Driver engagement at Lyft dropped after Uber’s summer rollout, according to people close to Lyft. The company’s product managers scrambled to match Uber’s changes, replicating many features months later.
Other Uber executives were driving, too, and coming up with improvements. Sachin Kansal, Uber’s product head, found the company’s maps could be difficult to read while driving. Arrows marking turns were in colors that made them hard to see when sunlight reflected off a phone’s screen. It was simple to fix—but hadn’t come up when he tested maps in the office.
Mr. Khosrowshahi said the industry had ‘taken drivers for granted.’
“The devil is in the details and they really matter,” Mr. Kansal said.
Another fix: He forgot a customer’s mango lassi once, leading to a new feature that reminds couriers when drinks are paired with food.
Interacting with riders also showed Mr. Khosrowshahi how difficult the job could be for drivers. Some experiences made him feel slighted, such as when riders discussed personal problems and company secrets on speakerphone, as if there was no one else present.
One passenger recognized the Uber CEO and asked for advice on his startup. Mr. Khosrowshahi said most riders haven’t recognized him, though, and have collectively given him a five-star rating. He said he gets nervous the nights before he drives, out of concern that his rating might dip the next day.
He said he tries to keep riders happy by offering iPhone and Android charging cables and by playing music from the dozens of Spotify playlists that he has curated for his wife, Sydney. His latest driving playlist, named Syd 28, includes songs from Taylor Swift, Australian DJ Flume and rock band The National. Mr. Khosrowshahi is nearing 100 rides and deliveries on Uber.
New safety features
In October, Uber trained its maps to avoid left turns at accident-prone intersections and started testing in-app video recordings of the car’s interior, a safety feature drivers had asked for amid rising crime against gig workers.
Some consumer privacy groups worried about misuse of the feature. Mr. Kansal’s team encrypted the footage, which meant that drivers couldn’t view or store it. Uber would review the video if a safety incident was reported.
Downloads of Uber’s driver app in the U.S. more than doubled in 2022 compared with 2019, according to analytics firm Data.ai. Lyft’s U.S. driver downloads grew 67% over the same period.
Uber and Lyft don’t disclose the number of U.S. drivers they have.
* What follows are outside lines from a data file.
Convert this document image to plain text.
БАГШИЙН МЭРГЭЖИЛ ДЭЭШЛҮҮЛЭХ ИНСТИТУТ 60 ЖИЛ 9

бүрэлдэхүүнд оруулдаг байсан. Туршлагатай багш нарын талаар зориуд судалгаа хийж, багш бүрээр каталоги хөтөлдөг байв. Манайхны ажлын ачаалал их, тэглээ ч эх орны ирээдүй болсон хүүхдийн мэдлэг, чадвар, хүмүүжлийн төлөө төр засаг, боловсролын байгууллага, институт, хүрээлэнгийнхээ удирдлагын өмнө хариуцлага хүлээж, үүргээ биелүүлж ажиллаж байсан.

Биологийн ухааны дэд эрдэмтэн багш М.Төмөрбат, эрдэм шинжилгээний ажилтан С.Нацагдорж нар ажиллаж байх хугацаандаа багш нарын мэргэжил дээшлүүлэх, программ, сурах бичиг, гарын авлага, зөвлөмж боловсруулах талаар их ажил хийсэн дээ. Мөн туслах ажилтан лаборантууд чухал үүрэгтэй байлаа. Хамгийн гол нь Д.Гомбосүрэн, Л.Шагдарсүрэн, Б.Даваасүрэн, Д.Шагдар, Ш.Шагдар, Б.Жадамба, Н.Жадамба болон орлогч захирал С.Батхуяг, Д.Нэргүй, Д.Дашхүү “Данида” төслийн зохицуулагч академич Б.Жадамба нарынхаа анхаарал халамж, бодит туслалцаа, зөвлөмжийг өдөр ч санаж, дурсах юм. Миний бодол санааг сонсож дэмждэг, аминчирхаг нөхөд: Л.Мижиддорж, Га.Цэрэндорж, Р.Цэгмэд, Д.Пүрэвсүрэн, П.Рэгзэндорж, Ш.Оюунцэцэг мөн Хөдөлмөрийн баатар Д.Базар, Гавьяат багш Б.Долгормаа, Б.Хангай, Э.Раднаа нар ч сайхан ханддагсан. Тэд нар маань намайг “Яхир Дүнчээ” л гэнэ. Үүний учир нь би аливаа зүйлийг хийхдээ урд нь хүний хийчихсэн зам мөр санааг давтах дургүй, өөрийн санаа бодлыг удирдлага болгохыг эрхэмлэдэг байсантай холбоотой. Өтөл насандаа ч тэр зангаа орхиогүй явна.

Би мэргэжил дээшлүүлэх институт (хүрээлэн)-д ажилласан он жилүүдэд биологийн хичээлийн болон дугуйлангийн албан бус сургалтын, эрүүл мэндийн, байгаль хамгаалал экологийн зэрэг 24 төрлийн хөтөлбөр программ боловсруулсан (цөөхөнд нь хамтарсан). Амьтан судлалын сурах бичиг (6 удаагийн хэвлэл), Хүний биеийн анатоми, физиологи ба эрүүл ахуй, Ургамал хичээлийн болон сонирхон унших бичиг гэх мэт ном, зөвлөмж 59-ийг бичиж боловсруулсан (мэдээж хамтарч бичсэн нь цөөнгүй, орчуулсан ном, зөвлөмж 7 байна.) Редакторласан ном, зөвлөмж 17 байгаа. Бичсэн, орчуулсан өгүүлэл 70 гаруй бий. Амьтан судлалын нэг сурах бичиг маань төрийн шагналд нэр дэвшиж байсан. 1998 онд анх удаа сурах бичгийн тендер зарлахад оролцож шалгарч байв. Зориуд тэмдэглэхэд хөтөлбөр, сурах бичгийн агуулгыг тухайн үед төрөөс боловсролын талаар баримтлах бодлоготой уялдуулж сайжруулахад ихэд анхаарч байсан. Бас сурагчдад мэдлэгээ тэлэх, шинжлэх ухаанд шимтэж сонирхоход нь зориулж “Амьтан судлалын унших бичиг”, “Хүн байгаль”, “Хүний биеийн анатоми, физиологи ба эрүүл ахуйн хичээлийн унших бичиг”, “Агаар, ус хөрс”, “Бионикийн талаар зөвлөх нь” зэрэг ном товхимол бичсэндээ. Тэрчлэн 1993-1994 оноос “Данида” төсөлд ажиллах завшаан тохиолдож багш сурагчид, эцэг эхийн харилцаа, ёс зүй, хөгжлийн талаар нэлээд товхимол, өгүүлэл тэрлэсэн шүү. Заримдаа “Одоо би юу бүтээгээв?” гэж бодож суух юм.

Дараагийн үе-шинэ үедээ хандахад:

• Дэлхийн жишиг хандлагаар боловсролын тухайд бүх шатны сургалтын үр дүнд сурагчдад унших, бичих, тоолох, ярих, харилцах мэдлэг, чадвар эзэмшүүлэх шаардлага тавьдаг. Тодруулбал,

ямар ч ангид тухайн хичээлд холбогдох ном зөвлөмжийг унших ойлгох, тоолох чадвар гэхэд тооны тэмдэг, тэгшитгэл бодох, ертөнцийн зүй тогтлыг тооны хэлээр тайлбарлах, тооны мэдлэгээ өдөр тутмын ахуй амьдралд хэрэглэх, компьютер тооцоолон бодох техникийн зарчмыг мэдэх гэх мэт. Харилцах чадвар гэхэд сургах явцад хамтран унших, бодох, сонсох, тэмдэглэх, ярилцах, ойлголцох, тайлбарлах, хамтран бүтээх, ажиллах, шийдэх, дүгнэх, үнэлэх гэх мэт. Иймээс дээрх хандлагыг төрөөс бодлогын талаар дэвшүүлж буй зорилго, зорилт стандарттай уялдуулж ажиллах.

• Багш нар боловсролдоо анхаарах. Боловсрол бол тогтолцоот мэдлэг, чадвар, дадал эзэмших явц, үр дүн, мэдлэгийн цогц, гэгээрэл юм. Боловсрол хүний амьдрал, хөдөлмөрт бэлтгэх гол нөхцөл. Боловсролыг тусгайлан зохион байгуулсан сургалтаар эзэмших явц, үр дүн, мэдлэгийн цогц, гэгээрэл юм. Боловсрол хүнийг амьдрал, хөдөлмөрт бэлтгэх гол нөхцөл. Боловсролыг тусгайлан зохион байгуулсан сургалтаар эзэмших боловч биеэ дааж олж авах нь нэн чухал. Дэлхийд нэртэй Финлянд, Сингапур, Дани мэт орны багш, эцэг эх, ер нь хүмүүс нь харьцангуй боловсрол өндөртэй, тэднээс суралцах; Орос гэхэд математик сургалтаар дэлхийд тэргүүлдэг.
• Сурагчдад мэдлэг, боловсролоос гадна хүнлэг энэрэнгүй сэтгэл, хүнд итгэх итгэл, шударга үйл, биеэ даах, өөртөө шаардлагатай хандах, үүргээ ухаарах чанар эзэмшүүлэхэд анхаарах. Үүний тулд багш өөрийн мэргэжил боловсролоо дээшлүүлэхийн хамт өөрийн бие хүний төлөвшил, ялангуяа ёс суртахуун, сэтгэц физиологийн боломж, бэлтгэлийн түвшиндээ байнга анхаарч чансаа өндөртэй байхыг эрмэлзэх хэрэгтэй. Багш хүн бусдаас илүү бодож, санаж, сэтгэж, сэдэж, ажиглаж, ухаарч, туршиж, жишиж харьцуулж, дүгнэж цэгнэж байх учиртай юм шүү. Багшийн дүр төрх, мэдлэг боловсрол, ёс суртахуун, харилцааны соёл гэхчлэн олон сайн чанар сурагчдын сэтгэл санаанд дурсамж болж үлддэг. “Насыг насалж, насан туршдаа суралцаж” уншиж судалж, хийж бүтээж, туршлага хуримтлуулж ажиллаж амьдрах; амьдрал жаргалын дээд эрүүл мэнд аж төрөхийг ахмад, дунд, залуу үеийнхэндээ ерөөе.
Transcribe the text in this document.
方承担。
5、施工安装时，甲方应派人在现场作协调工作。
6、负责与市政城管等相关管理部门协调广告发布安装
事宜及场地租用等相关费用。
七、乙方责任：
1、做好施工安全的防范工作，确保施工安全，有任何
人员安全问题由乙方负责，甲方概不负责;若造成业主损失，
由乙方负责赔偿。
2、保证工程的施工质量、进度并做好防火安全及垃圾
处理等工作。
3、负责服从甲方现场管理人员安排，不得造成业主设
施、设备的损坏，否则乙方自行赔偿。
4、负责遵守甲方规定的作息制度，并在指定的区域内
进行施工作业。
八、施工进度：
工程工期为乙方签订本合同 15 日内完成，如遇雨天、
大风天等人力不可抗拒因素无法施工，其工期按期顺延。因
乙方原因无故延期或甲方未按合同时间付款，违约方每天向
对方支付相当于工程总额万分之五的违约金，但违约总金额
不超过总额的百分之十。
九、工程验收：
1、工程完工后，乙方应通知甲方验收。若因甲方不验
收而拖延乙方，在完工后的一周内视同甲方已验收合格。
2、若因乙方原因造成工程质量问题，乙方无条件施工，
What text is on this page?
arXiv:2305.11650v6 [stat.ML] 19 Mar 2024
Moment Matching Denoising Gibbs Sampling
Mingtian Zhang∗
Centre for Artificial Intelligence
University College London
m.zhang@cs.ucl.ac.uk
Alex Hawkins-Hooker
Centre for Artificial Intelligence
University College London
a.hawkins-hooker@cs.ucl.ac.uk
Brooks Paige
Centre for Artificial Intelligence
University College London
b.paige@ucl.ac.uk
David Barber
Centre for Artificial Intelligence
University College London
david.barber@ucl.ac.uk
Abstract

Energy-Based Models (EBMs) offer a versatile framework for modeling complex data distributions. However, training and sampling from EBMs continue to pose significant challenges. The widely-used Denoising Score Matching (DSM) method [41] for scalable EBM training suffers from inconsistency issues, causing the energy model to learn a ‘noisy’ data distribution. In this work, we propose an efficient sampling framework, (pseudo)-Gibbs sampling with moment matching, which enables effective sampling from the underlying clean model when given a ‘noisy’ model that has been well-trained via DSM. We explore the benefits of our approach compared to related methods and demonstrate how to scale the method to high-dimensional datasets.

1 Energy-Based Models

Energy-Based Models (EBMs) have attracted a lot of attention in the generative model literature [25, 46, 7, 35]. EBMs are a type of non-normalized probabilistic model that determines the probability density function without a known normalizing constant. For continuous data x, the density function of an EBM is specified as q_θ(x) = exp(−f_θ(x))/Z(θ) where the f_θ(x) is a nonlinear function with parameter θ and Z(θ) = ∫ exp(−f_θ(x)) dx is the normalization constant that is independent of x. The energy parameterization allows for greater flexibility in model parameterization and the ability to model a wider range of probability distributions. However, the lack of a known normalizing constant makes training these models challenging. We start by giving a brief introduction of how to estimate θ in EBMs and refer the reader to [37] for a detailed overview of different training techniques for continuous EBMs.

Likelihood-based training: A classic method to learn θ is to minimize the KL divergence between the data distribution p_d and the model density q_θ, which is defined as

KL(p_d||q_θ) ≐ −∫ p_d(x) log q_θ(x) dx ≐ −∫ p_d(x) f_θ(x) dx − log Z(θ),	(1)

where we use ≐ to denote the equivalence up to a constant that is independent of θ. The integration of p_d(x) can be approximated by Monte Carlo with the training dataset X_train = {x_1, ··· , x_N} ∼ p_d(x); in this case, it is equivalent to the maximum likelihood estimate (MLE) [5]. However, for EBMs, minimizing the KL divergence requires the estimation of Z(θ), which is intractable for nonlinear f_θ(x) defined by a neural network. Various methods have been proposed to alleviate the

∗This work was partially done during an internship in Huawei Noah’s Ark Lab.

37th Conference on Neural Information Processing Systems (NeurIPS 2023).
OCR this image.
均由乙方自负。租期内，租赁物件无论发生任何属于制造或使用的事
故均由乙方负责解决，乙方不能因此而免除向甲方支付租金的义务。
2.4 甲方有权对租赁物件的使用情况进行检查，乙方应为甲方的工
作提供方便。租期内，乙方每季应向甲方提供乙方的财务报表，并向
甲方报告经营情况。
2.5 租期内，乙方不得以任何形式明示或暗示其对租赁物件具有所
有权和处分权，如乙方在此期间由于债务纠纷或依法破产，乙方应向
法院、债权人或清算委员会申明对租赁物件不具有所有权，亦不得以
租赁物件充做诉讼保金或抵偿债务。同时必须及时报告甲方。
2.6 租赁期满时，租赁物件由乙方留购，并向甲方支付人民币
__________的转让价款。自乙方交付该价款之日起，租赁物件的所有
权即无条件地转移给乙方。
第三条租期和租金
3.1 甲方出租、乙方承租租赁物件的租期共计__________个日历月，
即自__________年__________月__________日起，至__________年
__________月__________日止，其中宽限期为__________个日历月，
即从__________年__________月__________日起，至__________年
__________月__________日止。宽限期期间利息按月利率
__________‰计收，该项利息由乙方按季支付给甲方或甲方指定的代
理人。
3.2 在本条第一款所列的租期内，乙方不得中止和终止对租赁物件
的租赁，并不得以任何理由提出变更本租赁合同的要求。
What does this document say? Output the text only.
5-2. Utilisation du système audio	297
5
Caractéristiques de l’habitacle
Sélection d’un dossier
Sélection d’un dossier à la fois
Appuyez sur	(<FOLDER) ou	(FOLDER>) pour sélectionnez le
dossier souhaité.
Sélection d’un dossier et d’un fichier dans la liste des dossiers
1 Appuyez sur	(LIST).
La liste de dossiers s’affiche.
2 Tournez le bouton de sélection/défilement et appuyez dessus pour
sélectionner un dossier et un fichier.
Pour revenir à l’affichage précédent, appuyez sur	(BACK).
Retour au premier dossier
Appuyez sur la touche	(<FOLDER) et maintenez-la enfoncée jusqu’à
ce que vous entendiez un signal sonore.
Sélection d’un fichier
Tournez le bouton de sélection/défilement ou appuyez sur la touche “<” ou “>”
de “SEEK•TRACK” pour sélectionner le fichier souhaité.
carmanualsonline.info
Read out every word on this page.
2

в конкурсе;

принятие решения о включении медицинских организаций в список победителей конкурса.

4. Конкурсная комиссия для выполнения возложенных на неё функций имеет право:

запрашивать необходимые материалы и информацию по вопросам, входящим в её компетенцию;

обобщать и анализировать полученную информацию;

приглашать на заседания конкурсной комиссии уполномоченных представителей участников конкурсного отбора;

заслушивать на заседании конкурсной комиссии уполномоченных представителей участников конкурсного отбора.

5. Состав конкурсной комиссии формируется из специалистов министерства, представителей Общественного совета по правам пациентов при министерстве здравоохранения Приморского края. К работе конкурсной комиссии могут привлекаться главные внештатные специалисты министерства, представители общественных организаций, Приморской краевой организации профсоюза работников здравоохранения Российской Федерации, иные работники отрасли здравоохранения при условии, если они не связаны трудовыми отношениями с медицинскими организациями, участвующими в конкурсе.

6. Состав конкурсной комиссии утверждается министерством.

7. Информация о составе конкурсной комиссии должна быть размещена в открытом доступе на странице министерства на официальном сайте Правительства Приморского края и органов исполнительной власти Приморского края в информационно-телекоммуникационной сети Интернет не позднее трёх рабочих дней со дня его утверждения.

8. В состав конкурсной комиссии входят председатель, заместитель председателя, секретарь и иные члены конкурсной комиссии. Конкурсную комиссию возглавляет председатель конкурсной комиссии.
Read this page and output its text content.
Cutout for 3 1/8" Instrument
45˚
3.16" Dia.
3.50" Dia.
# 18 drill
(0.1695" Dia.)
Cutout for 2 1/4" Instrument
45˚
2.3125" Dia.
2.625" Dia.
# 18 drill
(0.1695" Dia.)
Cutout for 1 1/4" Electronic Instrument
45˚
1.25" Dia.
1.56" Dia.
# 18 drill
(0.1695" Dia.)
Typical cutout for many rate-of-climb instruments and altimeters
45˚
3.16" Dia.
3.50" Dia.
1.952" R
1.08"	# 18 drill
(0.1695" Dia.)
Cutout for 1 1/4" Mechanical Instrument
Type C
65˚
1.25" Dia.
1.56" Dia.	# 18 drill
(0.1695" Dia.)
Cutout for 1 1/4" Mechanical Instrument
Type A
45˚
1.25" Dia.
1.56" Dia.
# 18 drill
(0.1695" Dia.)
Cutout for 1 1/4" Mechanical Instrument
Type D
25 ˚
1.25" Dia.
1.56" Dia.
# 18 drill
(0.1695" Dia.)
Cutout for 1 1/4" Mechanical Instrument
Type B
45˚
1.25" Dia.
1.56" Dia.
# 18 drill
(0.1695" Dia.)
Globally, including the U.S., Uber’s ride-share drivers bounced back to pre-Covid levels in September, and it ended 2022 with a record number.
From its maps to driver safety tools, “Uber was one step ahead of Lyft,” said Sergio Avedian, a driver who writes about the business on The Rideshare Guy blog for gig workers.
Drivers said they still want higher pay and are concerned Uber will change its policies when it isn’t hard-pressed for labor. The company is already pulling back on some bonuses, Mr. Avedian said. A recession could leave Uber with a surplus of drivers as consumers look to save money, he said.
Uber has said more drivers are turning to the app as they look to make extra money because of growing economic uncertainty, but that rider demand is holding up so far despite challenging macroeconomic conditions. It said it has wound down some bonuses but that its attention to drivers’ needs will continue.
It is working on new safety features to boost the number of female ride-share drivers and designing more efficient ways for drivers to receive ride and delivery requests at the same time. The company started giving drivers weekly summaries on how fares are divided, showing them how much the company kept and what went to tax and other charges, and said it plans to do more.
“Historically, we’ve always put a premium on the rider experience,” Mr. Khosrowshahi said. Being a non-founder CEO allowed him to challenge old decisions, he said. Uber needs to win the “hearts and minds” of drivers, too, he said.